# Zoning Game AlphaZero Demo

## Individually construct bits and pieces

In [1]:
from nsai_experiments.general_az_1p.game import Game
from nsai_experiments.general_az_1p.policy_value_net import PolicyValueNet
from nsai_experiments.general_az_1p.agent import Agent

from nsai_experiments.general_az_1p.zoning_game.zoning_game_az_impl import ZoningGameGame
from nsai_experiments.general_az_1p.zoning_game.zoning_game_az_impl import ZoningGamePolicyValueNet

### The `Game`

In [2]:
mygame = ZoningGameGame()
assert isinstance(mygame, Game)
mygame.reset_wrapper(seed=47)
print(mygame.render().read())  # type: ignore[union-attr]

Tile grid:
[[0 0 0 5 1 0]
 [0 4 0 0 0 0]
 [0 3 0 3 2 4]
 [0 0 0 0 0 0]
 [2 0 0 0 0 0]
 [0 0 0 0 3 1]]
Tile queue (leftmost next): [1 4 2 1 5 2 3 3 2 3 1 1 1 4 2 2 1 5 5 2 1 5 3 2 5 1 0 0 0 0 0 0 0 0 0 0]
where 0 = EMPTY, 1 = RESIDENTIAL, 2 = COMMERCIAL, 3 = INDUSTRIAL, 4 = DOWNTOWN, 5 = PARK.
After 0 moves, current grid score is 3; terminated = False, truncated = False.



### The `PolicyValueNet`

In [3]:
import torch
from nsai_experiments.zoning_game.notebook_utils import get_zg_data
from nsai_experiments.zoning_game.zg_policy import create_policy_indiv_greedy

torch.manual_seed(47)
n_games = 20_000
savedir = "../../zoning_game/zg_data"
valid_frac = 0.15
test_frac = 0.15

states_tensor, values_tensor, moves_tensor = get_zg_data(create_policy_indiv_greedy, n_games = n_games, savedir = savedir)
indices = torch.randperm(len(values_tensor))
full_dataset_3 = torch.utils.data.TensorDataset(states_tensor[indices], moves_tensor[indices], values_tensor[indices])
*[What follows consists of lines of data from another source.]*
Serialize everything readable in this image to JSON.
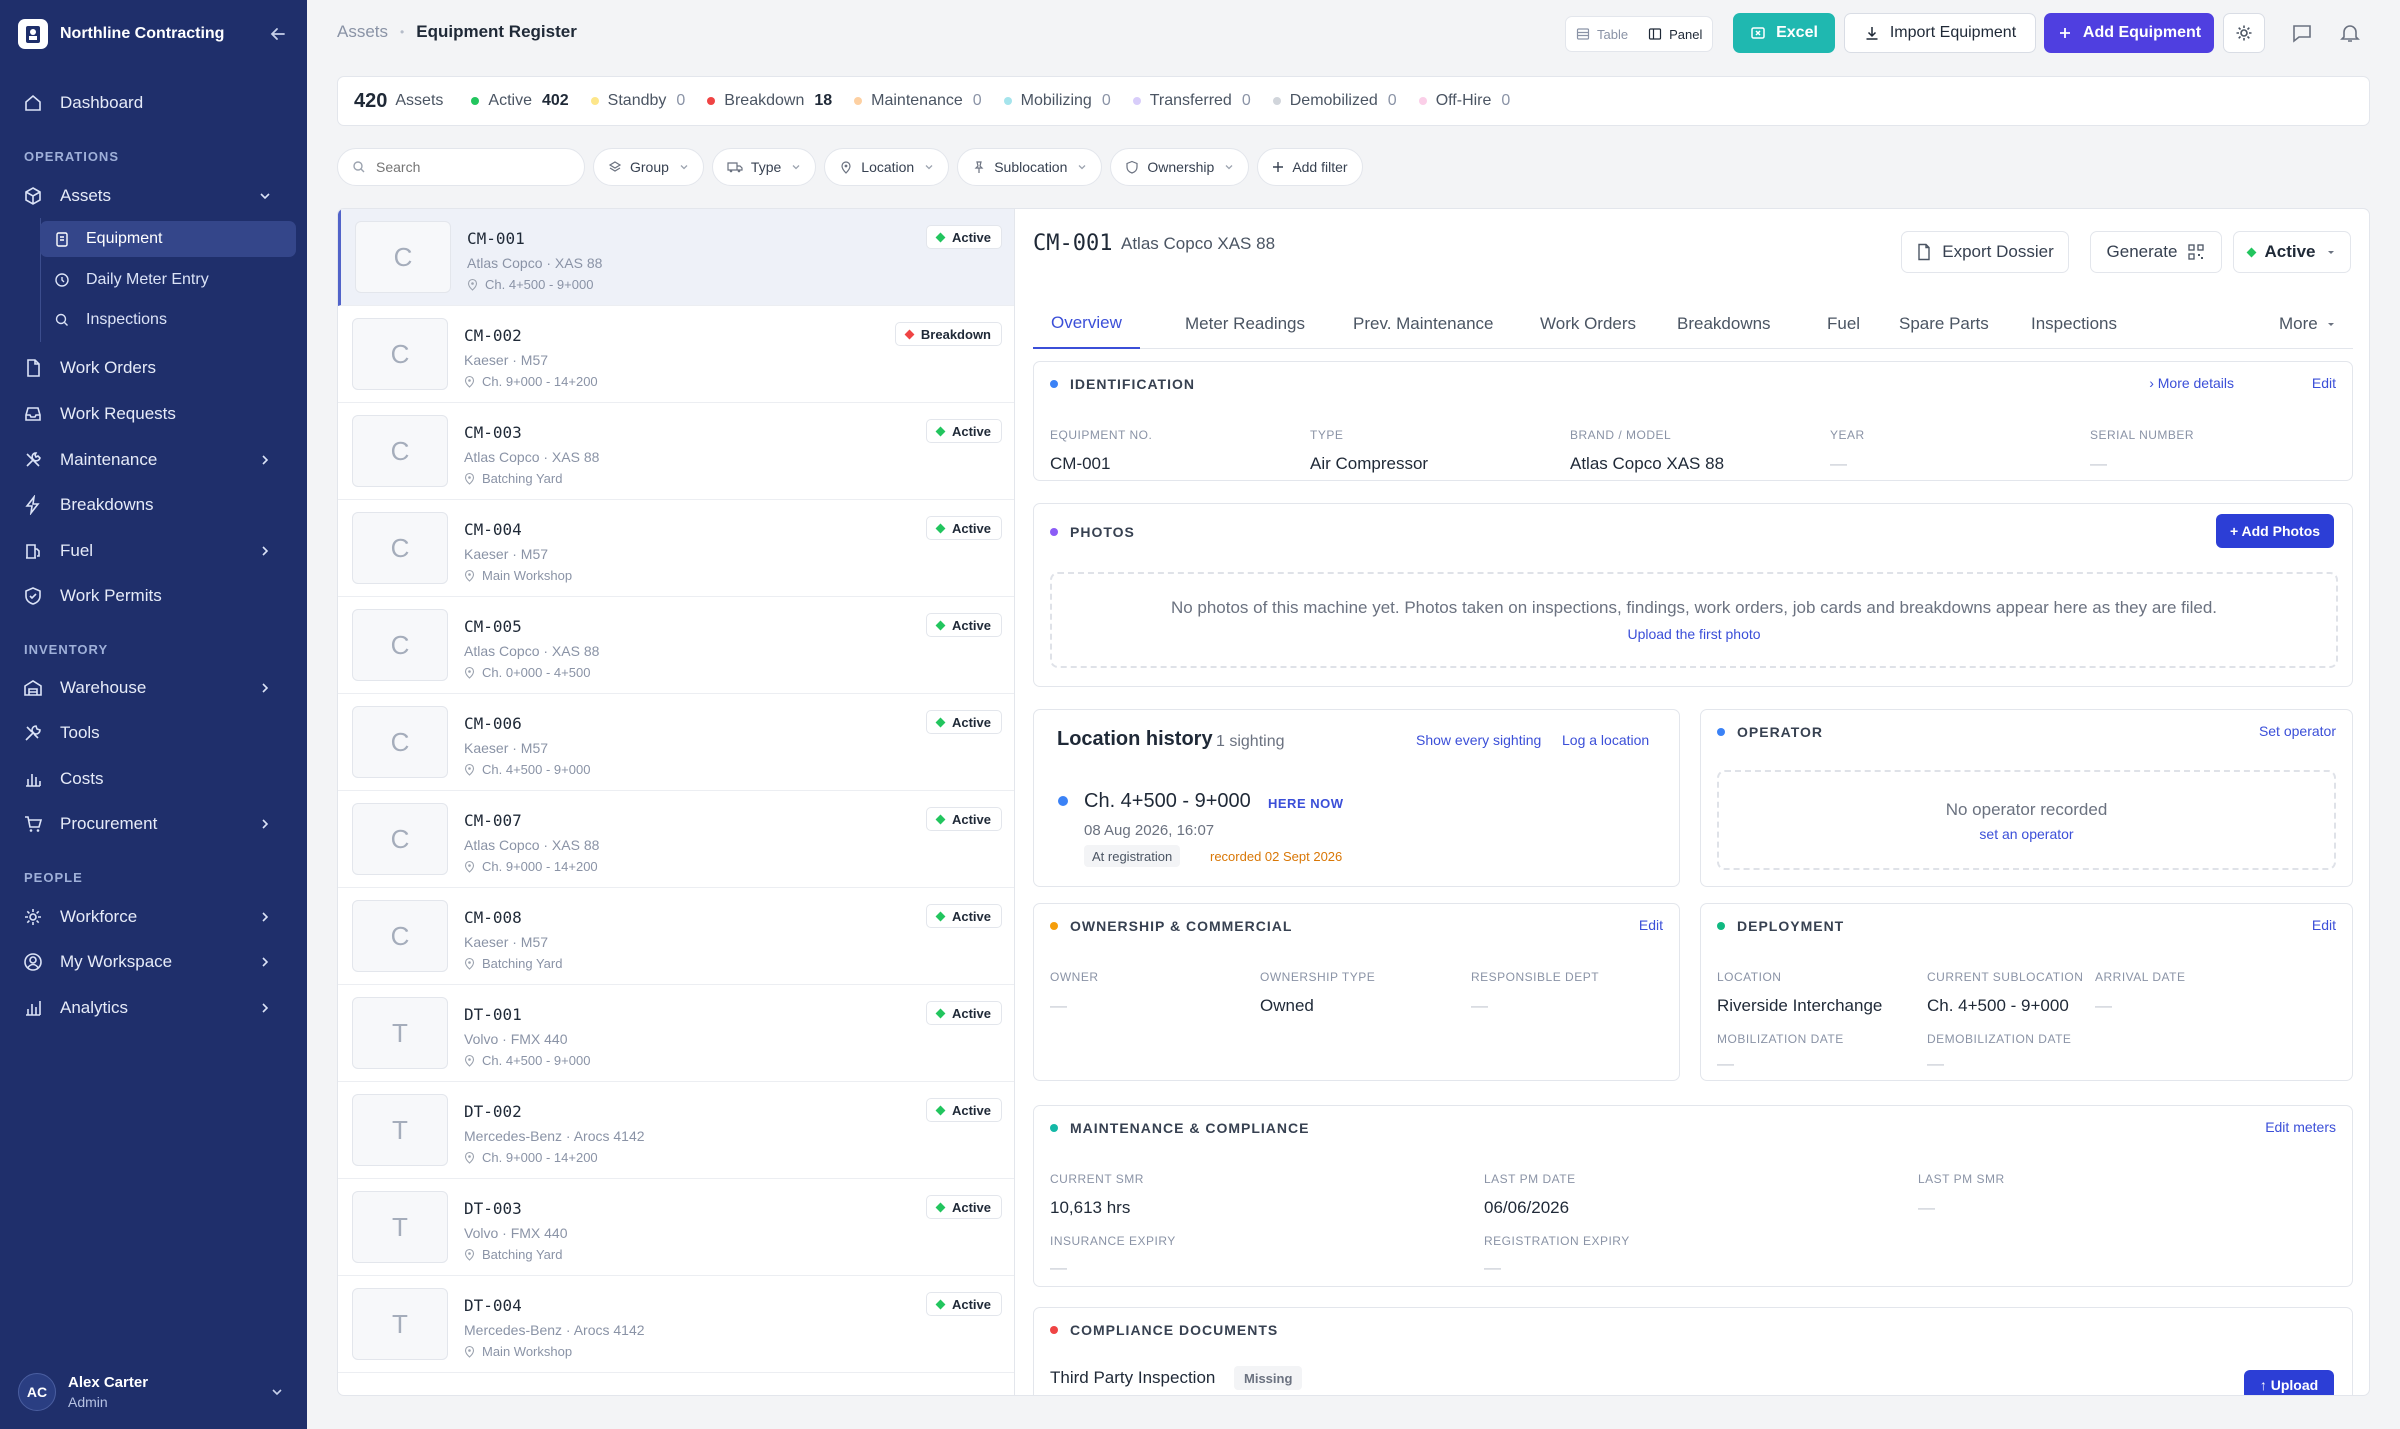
{
  "app": {
    "company": "Northline Contracting"
  },
  "sidebar": {
    "dashboard": "Dashboard",
    "sec_operations": "OPERATIONS",
    "assets": "Assets",
    "equipment": "Equipment",
    "daily_meter": "Daily Meter Entry",
    "inspections": "Inspections",
    "work_orders": "Work Orders",
    "work_requests": "Work Requests",
    "maintenance": "Maintenance",
    "breakdowns": "Breakdowns",
    "fuel": "Fuel",
    "work_permits": "Work Permits",
    "sec_inventory": "INVENTORY",
    "warehouse": "Warehouse",
    "tools": "Tools",
    "costs": "Costs",
    "procurement": "Procurement",
    "sec_people": "PEOPLE",
    "workforce": "Workforce",
    "my_workspace": "My Workspace",
    "analytics": "Analytics",
    "user": {
      "initials": "AC",
      "name": "Alex Carter",
      "role": "Admin"
    }
  },
  "header": {
    "crumb_root": "Assets",
    "crumb_sep": "•",
    "crumb_current": "Equipment Register",
    "view_table": "Table",
    "view_panel": "Panel",
    "excel": "Excel",
    "import": "Import Equipment",
    "add": "Add Equipment"
  },
  "status": {
    "total": "420",
    "total_label": "Assets",
    "items": [
      {
        "label": "Active",
        "count": "402",
        "color": "#22c55e",
        "bold": true
      },
      {
        "label": "Standby",
        "count": "0",
        "color": "#fde68a"
      },
      {
        "label": "Breakdown",
        "count": "18",
        "color": "#ef4444",
        "bold": true
      },
      {
        "label": "Maintenance",
        "count": "0",
        "color": "#fdd0a2"
      },
      {
        "label": "Mobilizing",
        "count": "0",
        "color": "#a5e4ec"
      },
      {
        "label": "Transferred",
        "count": "0",
        "color": "#d8cdfa"
      },
      {
        "label": "Demobilized",
        "count": "0",
        "color": "#d1d5db"
      },
      {
        "label": "Off-Hire",
        "count": "0",
        "color": "#fbcfe8"
      }
    ]
  },
  "filters": {
    "search_placeholder": "Search",
    "group": "Group",
    "type": "Type",
    "location": "Location",
    "sublocation": "Sublocation",
    "ownership": "Ownership",
    "add_filter": "Add filter"
  },
  "assets": [
    {
      "letter": "C",
      "code": "CM-001",
      "model": "Atlas Copco · XAS 88",
      "location": "Ch. 4+500 - 9+000",
      "status": "Active"
    },
    {
      "letter": "C",
      "code": "CM-002",
      "model": "Kaeser · M57",
      "location": "Ch. 9+000 - 14+200",
      "status": "Breakdown"
    },
    {
      "letter": "C",
      "code": "CM-003",
      "model": "Atlas Copco · XAS 88",
      "location": "Batching Yard",
      "status": "Active"
    },
    {
      "letter": "C",
      "code": "CM-004",
      "model": "Kaeser · M57",
      "location": "Main Workshop",
      "status": "Active"
    },
    {
      "letter": "C",
      "code": "CM-005",
      "model": "Atlas Copco · XAS 88",
      "location": "Ch. 0+000 - 4+500",
      "status": "Active"
    },
    {
      "letter": "C",
      "code": "CM-006",
      "model": "Kaeser · M57",
      "location": "Ch. 4+500 - 9+000",
      "status": "Active"
    },
    {
      "letter": "C",
      "code": "CM-007",
      "model": "Atlas Copco · XAS 88",
      "location": "Ch. 9+000 - 14+200",
      "status": "Active"
    },
    {
      "letter": "C",
      "code": "CM-008",
      "model": "Kaeser · M57",
      "location": "Batching Yard",
      "status": "Active"
    },
    {
      "letter": "T",
      "code": "DT-001",
      "model": "Volvo · FMX 440",
      "location": "Ch. 4+500 - 9+000",
      "status": "Active"
    },
    {
      "letter": "T",
      "code": "DT-002",
      "model": "Mercedes-Benz · Arocs 4142",
      "location": "Ch. 9+000 - 14+200",
      "status": "Active"
    },
    {
      "letter": "T",
      "code": "DT-003",
      "model": "Volvo · FMX 440",
      "location": "Batching Yard",
      "status": "Active"
    },
    {
      "letter": "T",
      "code": "DT-004",
      "model": "Mercedes-Benz · Arocs 4142",
      "location": "Main Workshop",
      "status": "Active"
    }
  ],
  "detail": {
    "code": "CM-001",
    "model": "Atlas Copco XAS 88",
    "export": "Export Dossier",
    "generate": "Generate",
    "status": "Active",
    "tabs": [
      "Overview",
      "Meter Readings",
      "Prev. Maintenance",
      "Work Orders",
      "Breakdowns",
      "Fuel",
      "Spare Parts",
      "Inspections",
      "More"
    ],
    "ident": {
      "title": "IDENTIFICATION",
      "more": "› More details",
      "edit": "Edit",
      "f1l": "EQUIPMENT NO.",
      "f1v": "CM-001",
      "f2l": "TYPE",
      "f2v": "Air Compressor",
      "f3l": "BRAND / MODEL",
      "f3v": "Atlas Copco XAS 88",
      "f4l": "YEAR",
      "f4v": "—",
      "f5l": "SERIAL NUMBER",
      "f5v": "—"
    },
    "photos": {
      "title": "PHOTOS",
      "add": "+ Add Photos",
      "empty": "No photos of this machine yet. Photos taken on inspections, findings, work orders, job cards and breakdowns appear here as they are filed.",
      "upload": "Upload the first photo"
    },
    "lochist": {
      "title": "Location history",
      "count": "1 sighting",
      "show": "Show every sighting",
      "log": "Log a location",
      "loc": "Ch. 4+500 - 9+000",
      "now": "HERE NOW",
      "date": "08 Aug 2026, 16:07",
      "tag": "At registration",
      "rec": "recorded 02 Sept 2026"
    },
    "operator": {
      "title": "OPERATOR",
      "set": "Set operator",
      "empty": "No operator recorded",
      "link": "set an operator"
    },
    "ownership": {
      "title": "OWNERSHIP & COMMERCIAL",
      "edit": "Edit",
      "f1l": "OWNER",
      "f1v": "—",
      "f2l": "OWNERSHIP TYPE",
      "f2v": "Owned",
      "f3l": "RESPONSIBLE DEPT",
      "f3v": "—"
    },
    "deploy": {
      "title": "DEPLOYMENT",
      "edit": "Edit",
      "f1l": "LOCATION",
      "f1v": "Riverside Interchange",
      "f2l": "CURRENT SUBLOCATION",
      "f2v": "Ch. 4+500 - 9+000",
      "f3l": "ARRIVAL DATE",
      "f3v": "—",
      "f4l": "MOBILIZATION DATE",
      "f4v": "—",
      "f5l": "DEMOBILIZATION DATE",
      "f5v": "—"
    },
    "maint": {
      "title": "MAINTENANCE & COMPLIANCE",
      "edit": "Edit meters",
      "f1l": "CURRENT SMR",
      "f1v": "10,613 hrs",
      "f2l": "LAST PM DATE",
      "f2v": "06/06/2026",
      "f3l": "LAST PM SMR",
      "f3v": "—",
      "f4l": "INSURANCE EXPIRY",
      "f4v": "—",
      "f5l": "REGISTRATION EXPIRY",
      "f5v": "—"
    },
    "docs": {
      "title": "COMPLIANCE DOCUMENTS",
      "doc1": "Third Party Inspection",
      "doc1status": "Missing",
      "upload": "↑ Upload"
    }
  }
}
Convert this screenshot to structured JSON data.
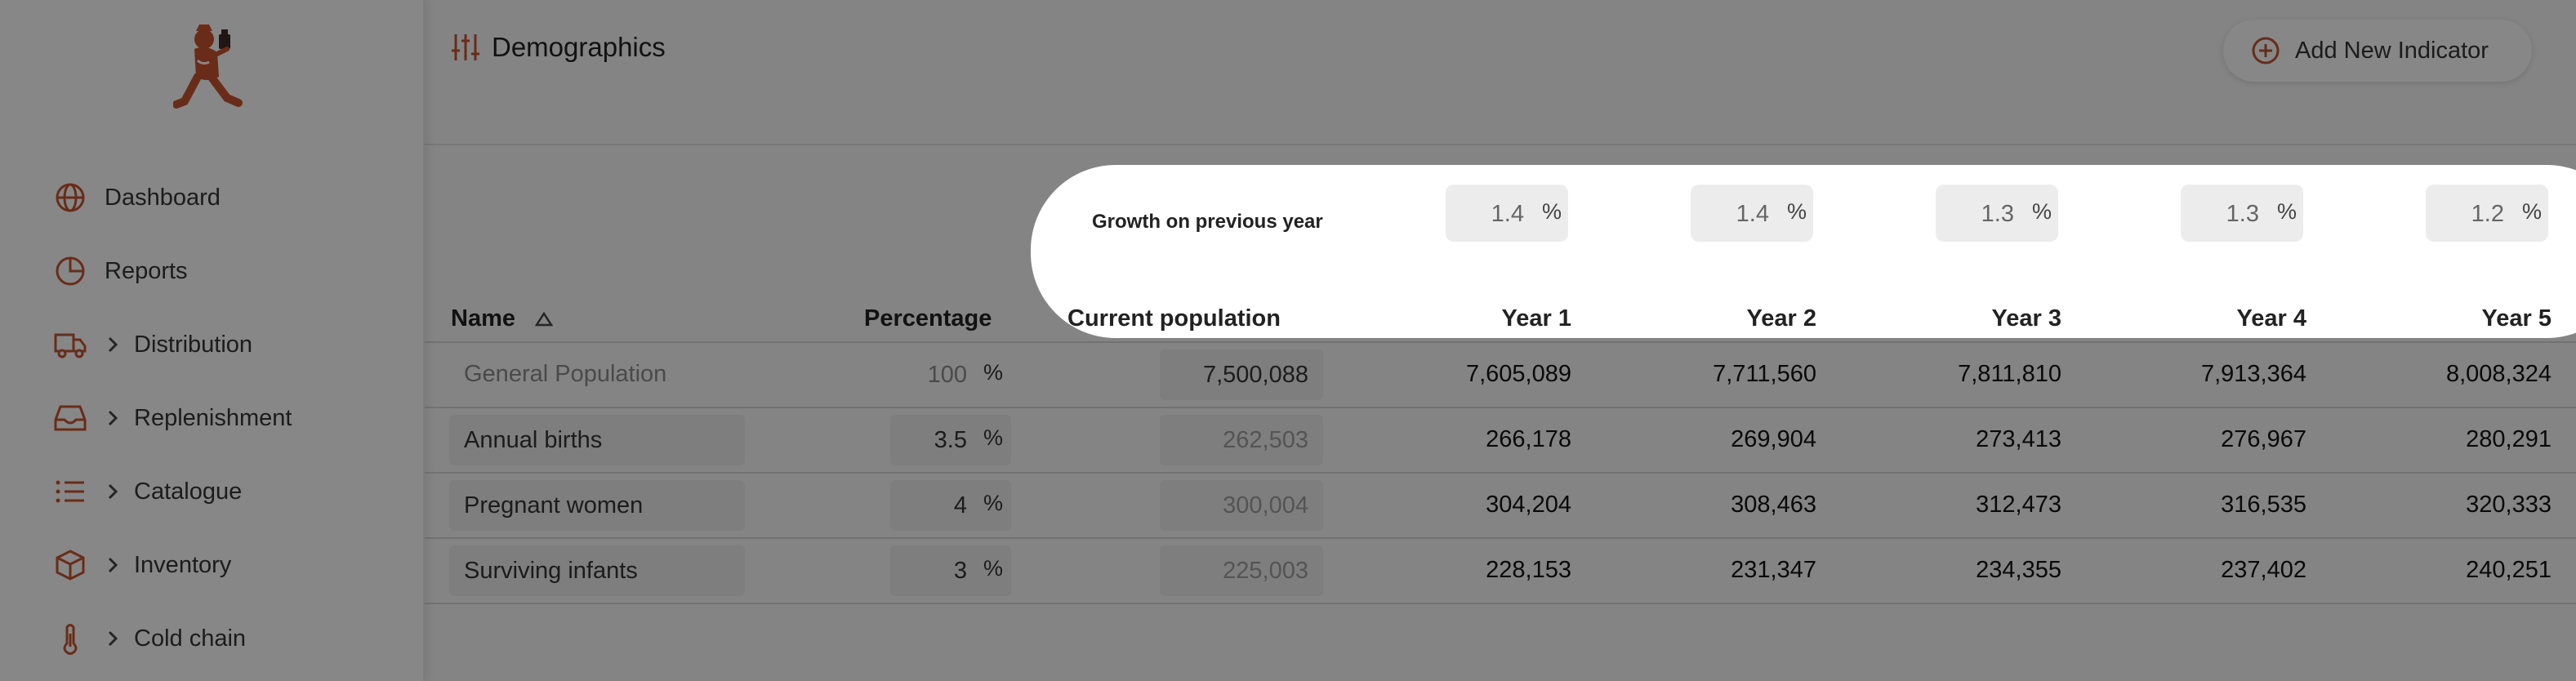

valid_size_3 = int(valid_frac * len(full_dataset_3))
test_size_3 = int(test_frac * len(full_dataset_3))
train_size_3 = len(full_dataset_3) - valid_size_3 - test_size_3
train_dataset_3, valid_dataset_3, test_dataset_3 = torch.utils.data.random_split(full_dataset_3, [train_size_3, valid_size_3, test_size_3])
print("Done loading, shuffling, splitting data")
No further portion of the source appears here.